2.1. Approach for Unsorted Arrays
First, let’s define a function that would merge the arrays. Then, we’ll create a method to remove the duplicates from it. Alternatively, we can remove the duplicates from the arrays and then merge them. But this won’t make much of a difference with respect to performance.

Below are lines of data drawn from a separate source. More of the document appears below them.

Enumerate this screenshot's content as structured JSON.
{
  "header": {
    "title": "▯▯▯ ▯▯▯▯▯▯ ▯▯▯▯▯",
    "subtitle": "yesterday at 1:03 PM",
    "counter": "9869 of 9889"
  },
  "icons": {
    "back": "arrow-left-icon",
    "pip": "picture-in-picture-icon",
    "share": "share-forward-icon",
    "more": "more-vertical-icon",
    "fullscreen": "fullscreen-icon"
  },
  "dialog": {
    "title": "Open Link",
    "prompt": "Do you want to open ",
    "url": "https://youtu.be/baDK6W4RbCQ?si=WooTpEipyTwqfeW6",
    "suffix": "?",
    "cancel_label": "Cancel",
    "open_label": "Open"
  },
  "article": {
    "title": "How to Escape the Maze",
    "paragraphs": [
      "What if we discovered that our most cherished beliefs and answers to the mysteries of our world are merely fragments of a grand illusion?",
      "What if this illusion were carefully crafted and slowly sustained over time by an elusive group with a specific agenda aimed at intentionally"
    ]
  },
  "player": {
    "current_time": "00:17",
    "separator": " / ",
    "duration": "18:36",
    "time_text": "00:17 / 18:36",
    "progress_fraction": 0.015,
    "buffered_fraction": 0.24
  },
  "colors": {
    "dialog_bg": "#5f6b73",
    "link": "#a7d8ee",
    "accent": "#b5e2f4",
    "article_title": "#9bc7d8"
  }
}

Hence, let’s begin with the method that merges two arrays:
static int[] mergeArrays(int[] arr1, int[] arr2) {
int[] mergedArrays = new int[arr1.length + arr2.length];
System.arraycopy(arr1, 0, mergedArrays, 0, arr1.length);
System.arraycopy(arr2, 0, mergedArrays, arr1.length, arr2.length);
return mergedArrays;
}
Going forward, we’re going to use the above method for merging the arrays in all the sections.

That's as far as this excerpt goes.